Катя уплатила за стол и таксисту, впихнув в машину то бессильное и бормочущее, что осталось от того белозубого и статного.
А у нее осталась лишь какая-то мелочь. На которую утром «жрица любви» дала телеграмму:
МАМОЧКА ВЫШЛИ ТЕЛЕГРАФОМ ПОДРОБНОСТИ ПИСЬМОМ
1987
Человек и лев
Что произошло в тот вечер со львом Тамерланом, не понял никто.

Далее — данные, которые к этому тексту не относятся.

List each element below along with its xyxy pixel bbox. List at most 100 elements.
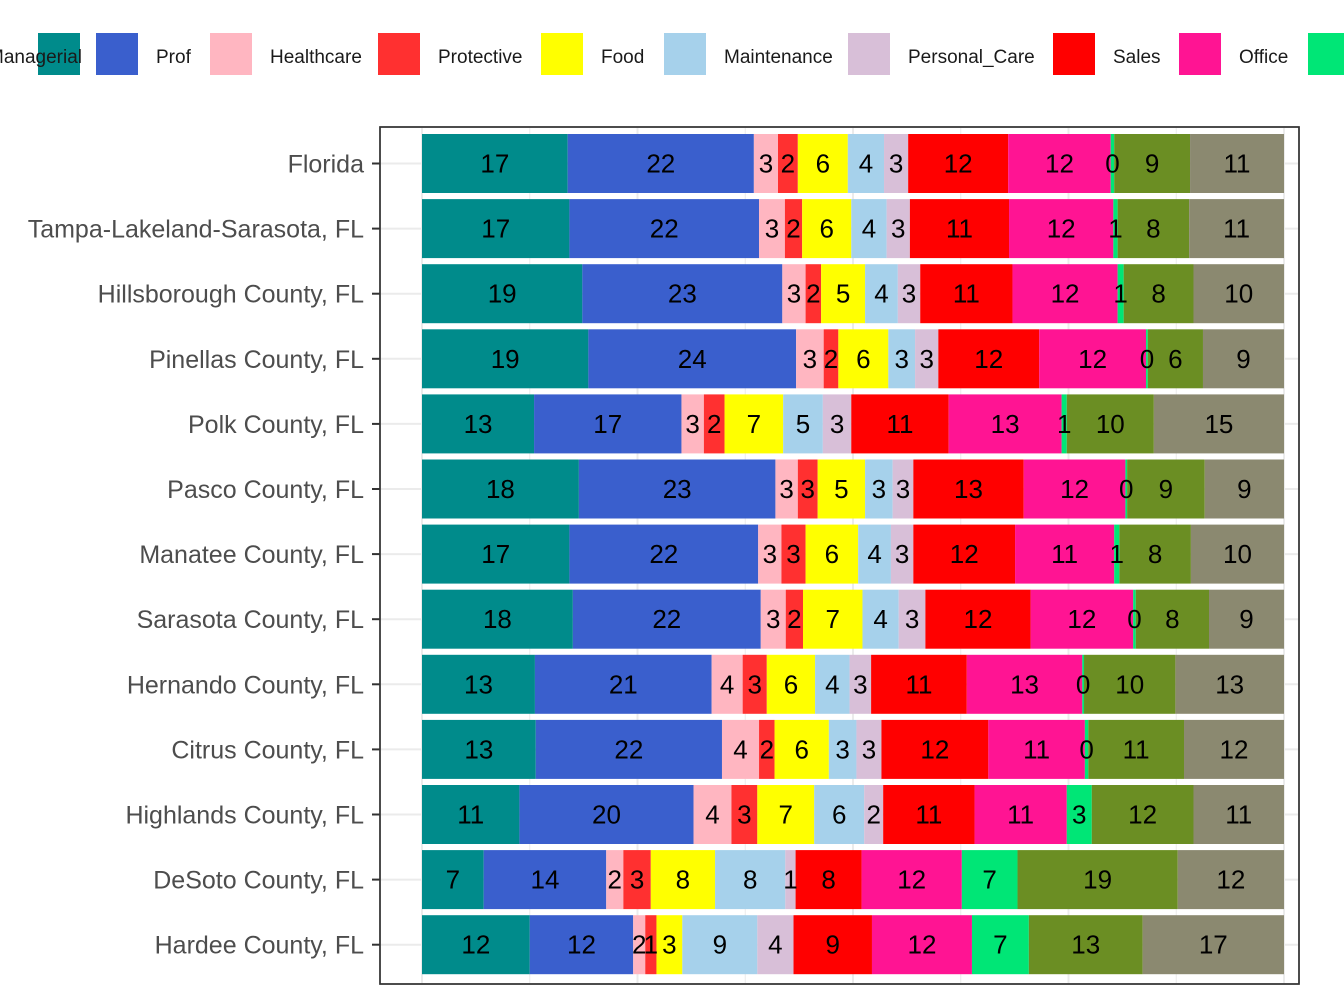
- segment-value-label: 2: [787, 604, 801, 634]
- bar-segment-series-11: [1135, 589, 1210, 649]
- bar-segment-sales: [881, 719, 989, 779]
- segment-value-label: 12: [1078, 344, 1107, 374]
- bar-segment-maintenance: [828, 719, 857, 779]
- bar-segment-managerial: [422, 915, 530, 975]
- segment-value-label: 12: [920, 734, 949, 764]
- segment-value-label: 8: [821, 865, 835, 895]
- segment-value-label: 22: [646, 149, 675, 179]
- bar-segment-protective: [781, 524, 806, 584]
- segment-value-label: 7: [446, 865, 460, 895]
- bar-segment-personal-care: [892, 459, 914, 519]
- bar-segment-food: [821, 264, 866, 324]
- segment-value-label: 13: [1071, 930, 1100, 960]
- segment-value-label: 0: [1140, 344, 1154, 374]
- segment-value-label: 12: [897, 865, 926, 895]
- bar-segment-office: [1012, 264, 1118, 324]
- segment-value-label: 7: [826, 604, 840, 634]
- segment-value-label: 3: [801, 474, 815, 504]
- segment-value-label: 9: [1159, 474, 1173, 504]
- segment-value-label: 0: [1119, 474, 1133, 504]
- bar-segment-personal-care: [849, 654, 872, 714]
- segment-value-label: 3: [685, 409, 699, 439]
- segment-value-label: 2: [806, 279, 820, 309]
- segment-value-label: 11: [1007, 800, 1034, 830]
- segment-value-label: 3: [896, 474, 910, 504]
- bar-segment-protective: [823, 329, 839, 389]
- bar-segment-series-10: [1113, 199, 1118, 259]
- bar-segment-series-11: [1088, 719, 1185, 779]
- row-label: Florida: [288, 151, 365, 179]
- bar-segment-food: [805, 524, 859, 584]
- bar-segment-series-10: [961, 850, 1018, 910]
- bar-segment-office: [988, 719, 1085, 779]
- legend-label: Personal_Care: [908, 47, 1035, 68]
- segment-value-label: 3: [830, 409, 844, 439]
- segment-value-label: 12: [1060, 474, 1089, 504]
- segment-value-label: 3: [779, 474, 793, 504]
- segment-value-label: 3: [662, 930, 676, 960]
- segment-value-label: 5: [836, 279, 850, 309]
- legend-key-prof: [96, 33, 138, 75]
- segment-value-label: 6: [784, 669, 798, 699]
- segment-value-label: 9: [1145, 149, 1159, 179]
- bar-segment-personal-care: [856, 719, 882, 779]
- bar-segment-maintenance: [847, 134, 885, 193]
- bar-segment-series-11: [1017, 850, 1178, 910]
- bar-segment-healthcare: [721, 719, 760, 779]
- bar-segment-food: [656, 915, 683, 975]
- bar-segment-office: [1015, 524, 1115, 584]
- segment-value-label: 17: [481, 539, 510, 569]
- segment-value-label: 11: [915, 800, 942, 830]
- row-label: Hernando County, FL: [127, 671, 364, 699]
- bar-segment-series-12: [1190, 134, 1284, 193]
- bar-segment-managerial: [422, 654, 535, 714]
- segment-value-label: 3: [902, 279, 916, 309]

Ни зрители, ни укротители, ни, может быть, и сам лев…
Поначалу все было как обычно — набитый публикой цирк, сверкающий огнями манеж, ажурная конструкция клетки, посреди которой Шувалов работал свой знаменитый аттракцион «Человек и лев». Работал он его уже который год, и на этот раз все тоже шло привычным образом: бодрая музыка, появление Шувалова с традиционным поклоном-«комплиментом», щелчок бича-шамбарьера, в музыке интригующее фортиссимо, выбегает красивый гривастый Тамерлан, вскакивает на тумбу, затем…
А затем лев должен был перепрыгнуть на вторую тумбу, третью и так далее, совершая круг по манежу. Но Тамерлан дальше первой тумбы не двинулся. Просто сел на нее и посмотрел на укротителя.
В зале еще ничего не поняли, еще дети восторженно аплодировали самому факту появления льва. Но Шувалов уже, конечно, ощутил сбой в номере, уже заметил устремленные на него немигающие желтоватые глаза.